If you were to hang out at a Christian bookstore at the edge of many Canadian cities, you might be surprised to see who is there. Ditto if you drive past a packed church parking lot any day of the week, or a bustle of people leaving a newly planted church in an industrial area, commercial space, or home. If you overhear someone speaking openly about faith in Jesus, or offering to pray with another in a public place, there is an excellent chance that the faces you see did not grow up in western Christendom—and those voices carry the cadence of exotic locales, most originating in the Two Thirds World.
Canada is a significant destination for Diaspora Christians around the world, some fleeing persecution, others poverty and war, and some are on the move (I think) because they’ve been called by Christ to missionize the western world—like the Filipino church planter I met in North York who planted an intercultural church in Mississauga which then birthed another congregation in Etobicoke even before the Mississauga church secured their first pastor.
They are not reticent about their faith. Like the Christians of the early Roman Empire serving the established classes, I am hearing anecdotal evidence of children demanding to go church because their nannies have told them about Jesus, personal caregivers leading seniors to faith in Christ, receptionists praying with clients in the waiting room, and other professionals I dare not name in print lest we jeopardize their timely unawareness of the need to compartmentalize faith so it cannot seep into the workplace.
Twenty years ago, I thought God had brought us the nations of the world so we could share Christ. Now I think I had it backward. We are the ones who need to learn that faith is no less a passion than World Cup Football, and spiritual conversations are as natural as discussing the weather. We are the ones who need to forget that our brand of Christianity had its capital in Europe—perhaps temporarily—and remember that the Church has always been the world’s most truly multi-national, multi-ethnic, inter-cultural corporations. We are the ones who must adjust to the new reality beyond our cultural borders where it is more normal to purchase a theatre to turn it into a place of worship than to sell a church and turn it into condominiums—and that others are doing just that in our midst.
Soong-Chan Rah, a 1.5 generation Korean-American scholar in Chicago has it right when he says that the real wave of transformation in the North American church will not be ushered in by hip young white guys with goatees and book contracts with the Christian media juggernaut, but by intercultural ministries.
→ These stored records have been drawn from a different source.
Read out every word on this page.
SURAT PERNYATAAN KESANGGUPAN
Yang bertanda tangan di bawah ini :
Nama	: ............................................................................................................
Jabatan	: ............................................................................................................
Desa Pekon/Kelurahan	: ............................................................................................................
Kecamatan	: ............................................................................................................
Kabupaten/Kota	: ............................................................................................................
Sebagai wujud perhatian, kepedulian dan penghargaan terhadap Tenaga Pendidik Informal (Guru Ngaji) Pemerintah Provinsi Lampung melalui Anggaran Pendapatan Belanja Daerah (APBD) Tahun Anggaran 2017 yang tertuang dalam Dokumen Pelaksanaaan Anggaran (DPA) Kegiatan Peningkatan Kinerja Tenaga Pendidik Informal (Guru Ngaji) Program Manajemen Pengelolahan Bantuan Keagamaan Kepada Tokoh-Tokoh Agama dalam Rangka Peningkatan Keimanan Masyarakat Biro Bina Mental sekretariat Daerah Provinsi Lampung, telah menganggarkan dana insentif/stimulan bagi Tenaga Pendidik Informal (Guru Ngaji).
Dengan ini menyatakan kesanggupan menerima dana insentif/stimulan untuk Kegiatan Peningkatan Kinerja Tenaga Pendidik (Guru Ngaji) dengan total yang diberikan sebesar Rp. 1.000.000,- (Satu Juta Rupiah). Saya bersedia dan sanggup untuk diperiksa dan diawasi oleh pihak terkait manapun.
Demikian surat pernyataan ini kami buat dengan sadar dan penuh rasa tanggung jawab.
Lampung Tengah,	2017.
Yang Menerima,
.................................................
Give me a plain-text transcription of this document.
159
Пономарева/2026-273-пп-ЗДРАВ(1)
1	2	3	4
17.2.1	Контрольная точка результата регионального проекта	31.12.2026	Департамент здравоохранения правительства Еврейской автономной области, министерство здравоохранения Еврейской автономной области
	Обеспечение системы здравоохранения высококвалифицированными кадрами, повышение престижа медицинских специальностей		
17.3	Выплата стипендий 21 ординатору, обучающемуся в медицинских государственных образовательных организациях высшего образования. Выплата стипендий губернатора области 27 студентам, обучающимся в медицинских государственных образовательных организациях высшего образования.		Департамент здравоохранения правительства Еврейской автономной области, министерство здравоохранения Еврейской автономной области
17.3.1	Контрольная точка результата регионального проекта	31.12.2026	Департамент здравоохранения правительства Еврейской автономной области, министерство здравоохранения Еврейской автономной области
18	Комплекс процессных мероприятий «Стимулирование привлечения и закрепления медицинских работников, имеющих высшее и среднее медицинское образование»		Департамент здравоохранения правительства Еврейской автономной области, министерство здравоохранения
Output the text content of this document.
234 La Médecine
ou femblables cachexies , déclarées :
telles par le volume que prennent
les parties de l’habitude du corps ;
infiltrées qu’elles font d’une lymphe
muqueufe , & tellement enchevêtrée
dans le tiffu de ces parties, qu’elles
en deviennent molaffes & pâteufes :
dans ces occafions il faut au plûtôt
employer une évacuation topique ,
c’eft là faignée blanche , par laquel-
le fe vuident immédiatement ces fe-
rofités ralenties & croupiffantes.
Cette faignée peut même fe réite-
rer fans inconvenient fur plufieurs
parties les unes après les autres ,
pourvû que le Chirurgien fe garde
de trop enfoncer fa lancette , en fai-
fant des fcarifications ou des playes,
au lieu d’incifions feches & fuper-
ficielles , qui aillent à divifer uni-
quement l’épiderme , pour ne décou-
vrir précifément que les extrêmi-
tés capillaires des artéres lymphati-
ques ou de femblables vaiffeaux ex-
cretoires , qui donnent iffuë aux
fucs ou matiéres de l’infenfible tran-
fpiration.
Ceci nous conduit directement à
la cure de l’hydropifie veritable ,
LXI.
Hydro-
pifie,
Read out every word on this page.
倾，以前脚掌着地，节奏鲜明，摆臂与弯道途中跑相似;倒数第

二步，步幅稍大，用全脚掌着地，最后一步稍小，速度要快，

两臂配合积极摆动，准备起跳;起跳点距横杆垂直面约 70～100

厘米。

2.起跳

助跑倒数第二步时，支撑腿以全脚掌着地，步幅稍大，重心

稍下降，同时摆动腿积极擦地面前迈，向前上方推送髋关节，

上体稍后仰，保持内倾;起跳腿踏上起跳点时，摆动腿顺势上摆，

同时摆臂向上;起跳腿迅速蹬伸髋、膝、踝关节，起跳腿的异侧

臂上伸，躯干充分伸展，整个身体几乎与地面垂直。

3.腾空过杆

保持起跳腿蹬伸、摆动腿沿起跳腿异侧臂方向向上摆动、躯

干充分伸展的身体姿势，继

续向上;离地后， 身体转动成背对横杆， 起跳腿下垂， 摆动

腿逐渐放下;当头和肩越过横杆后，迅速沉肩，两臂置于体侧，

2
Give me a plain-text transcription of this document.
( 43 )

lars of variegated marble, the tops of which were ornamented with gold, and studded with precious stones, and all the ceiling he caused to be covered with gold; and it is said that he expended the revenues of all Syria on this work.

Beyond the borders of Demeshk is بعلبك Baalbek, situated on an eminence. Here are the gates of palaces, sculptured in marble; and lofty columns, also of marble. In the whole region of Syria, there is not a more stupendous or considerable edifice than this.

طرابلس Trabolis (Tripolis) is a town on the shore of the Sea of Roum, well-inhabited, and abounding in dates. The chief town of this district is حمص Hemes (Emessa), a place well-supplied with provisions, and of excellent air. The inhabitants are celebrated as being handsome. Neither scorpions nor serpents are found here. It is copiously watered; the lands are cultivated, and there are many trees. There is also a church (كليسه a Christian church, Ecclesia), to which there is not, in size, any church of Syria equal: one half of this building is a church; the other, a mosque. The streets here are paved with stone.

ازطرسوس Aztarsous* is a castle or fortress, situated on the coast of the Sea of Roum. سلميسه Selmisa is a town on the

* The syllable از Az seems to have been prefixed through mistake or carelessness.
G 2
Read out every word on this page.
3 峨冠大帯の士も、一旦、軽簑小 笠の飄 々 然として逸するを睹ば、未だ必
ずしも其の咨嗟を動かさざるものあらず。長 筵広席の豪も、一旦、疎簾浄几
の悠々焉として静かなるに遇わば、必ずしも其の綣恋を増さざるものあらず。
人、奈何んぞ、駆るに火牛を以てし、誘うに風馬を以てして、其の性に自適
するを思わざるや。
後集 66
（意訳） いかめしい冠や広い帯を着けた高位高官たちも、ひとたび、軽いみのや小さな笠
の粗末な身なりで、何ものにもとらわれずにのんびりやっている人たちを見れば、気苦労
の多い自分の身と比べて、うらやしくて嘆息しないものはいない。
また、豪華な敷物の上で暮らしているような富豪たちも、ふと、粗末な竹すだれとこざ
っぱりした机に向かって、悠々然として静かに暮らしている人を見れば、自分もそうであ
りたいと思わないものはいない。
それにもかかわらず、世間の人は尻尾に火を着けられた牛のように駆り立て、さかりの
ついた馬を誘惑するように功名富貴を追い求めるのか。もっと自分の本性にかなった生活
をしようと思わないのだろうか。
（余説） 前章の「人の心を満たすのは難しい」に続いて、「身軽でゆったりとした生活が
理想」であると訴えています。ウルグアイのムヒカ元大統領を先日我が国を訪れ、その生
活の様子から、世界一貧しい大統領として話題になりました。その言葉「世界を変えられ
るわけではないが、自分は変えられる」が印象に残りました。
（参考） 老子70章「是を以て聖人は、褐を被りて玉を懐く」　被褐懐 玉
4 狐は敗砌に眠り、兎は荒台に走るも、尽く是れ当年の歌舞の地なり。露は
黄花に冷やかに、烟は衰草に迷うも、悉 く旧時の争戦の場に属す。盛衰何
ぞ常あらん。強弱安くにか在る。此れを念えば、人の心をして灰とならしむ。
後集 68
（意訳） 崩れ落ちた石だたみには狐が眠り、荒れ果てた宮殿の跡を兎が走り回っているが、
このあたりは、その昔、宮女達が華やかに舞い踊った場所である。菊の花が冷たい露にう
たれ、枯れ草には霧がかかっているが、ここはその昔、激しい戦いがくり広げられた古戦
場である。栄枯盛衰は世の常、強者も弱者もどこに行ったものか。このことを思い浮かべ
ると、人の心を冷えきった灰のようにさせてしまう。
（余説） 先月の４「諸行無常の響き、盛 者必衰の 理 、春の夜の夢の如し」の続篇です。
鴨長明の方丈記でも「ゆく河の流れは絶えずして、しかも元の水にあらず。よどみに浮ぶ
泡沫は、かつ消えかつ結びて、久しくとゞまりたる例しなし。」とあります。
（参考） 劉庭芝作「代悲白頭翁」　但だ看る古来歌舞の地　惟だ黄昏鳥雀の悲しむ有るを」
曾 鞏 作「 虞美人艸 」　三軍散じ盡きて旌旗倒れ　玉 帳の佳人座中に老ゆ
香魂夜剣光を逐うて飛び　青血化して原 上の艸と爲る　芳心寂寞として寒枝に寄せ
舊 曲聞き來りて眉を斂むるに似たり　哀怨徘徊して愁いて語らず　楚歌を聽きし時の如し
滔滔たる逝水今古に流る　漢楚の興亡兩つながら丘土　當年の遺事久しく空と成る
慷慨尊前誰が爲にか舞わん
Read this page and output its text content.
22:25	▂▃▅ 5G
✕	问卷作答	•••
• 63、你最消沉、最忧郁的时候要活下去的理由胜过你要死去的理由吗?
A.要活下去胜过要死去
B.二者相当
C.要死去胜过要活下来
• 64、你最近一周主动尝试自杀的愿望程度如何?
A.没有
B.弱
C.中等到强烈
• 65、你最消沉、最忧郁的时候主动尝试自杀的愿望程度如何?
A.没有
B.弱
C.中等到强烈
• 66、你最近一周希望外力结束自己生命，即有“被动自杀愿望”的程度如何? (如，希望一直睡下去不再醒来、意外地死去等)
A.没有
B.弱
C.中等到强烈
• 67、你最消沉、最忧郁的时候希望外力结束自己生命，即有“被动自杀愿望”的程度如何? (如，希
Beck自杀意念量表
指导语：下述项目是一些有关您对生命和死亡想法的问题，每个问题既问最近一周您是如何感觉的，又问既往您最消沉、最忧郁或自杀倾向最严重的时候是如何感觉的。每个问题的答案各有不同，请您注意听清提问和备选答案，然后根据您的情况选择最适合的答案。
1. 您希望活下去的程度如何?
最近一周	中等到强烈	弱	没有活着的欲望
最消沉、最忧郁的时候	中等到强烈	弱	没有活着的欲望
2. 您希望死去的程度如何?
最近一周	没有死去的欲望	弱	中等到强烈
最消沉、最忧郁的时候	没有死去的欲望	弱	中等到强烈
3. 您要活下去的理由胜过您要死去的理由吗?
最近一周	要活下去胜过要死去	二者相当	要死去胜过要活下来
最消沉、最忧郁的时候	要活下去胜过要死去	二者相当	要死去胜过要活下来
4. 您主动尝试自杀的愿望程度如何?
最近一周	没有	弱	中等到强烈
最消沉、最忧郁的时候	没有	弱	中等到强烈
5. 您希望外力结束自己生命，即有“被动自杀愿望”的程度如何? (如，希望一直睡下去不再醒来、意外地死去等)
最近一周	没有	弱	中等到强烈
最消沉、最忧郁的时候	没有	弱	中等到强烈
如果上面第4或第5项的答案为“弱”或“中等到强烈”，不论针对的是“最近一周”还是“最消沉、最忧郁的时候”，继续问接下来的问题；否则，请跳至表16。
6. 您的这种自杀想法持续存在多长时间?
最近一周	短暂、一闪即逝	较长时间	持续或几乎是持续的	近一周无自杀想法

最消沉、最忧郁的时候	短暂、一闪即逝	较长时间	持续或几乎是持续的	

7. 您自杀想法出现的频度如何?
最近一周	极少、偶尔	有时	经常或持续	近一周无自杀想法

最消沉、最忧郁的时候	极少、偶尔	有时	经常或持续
First generation immigrants often arrive with a vibrant faith, but with too many cultural barriers to communicate easily into other people groups. Their children, however, who arrive as young people but grow up with vibrant faith and a Canadian education and accent—these 1.5 generation immigrants are shaping up as a formidable force on the Canadian landscape.
Five years ago, I thought that perhaps 50% of church goers in the Greater Toronto area on any given Sunday morning were in black majority or immigrant churches. No one knows how many unregistered churches there are, but I suspect the percentage of worshippers is much higher today.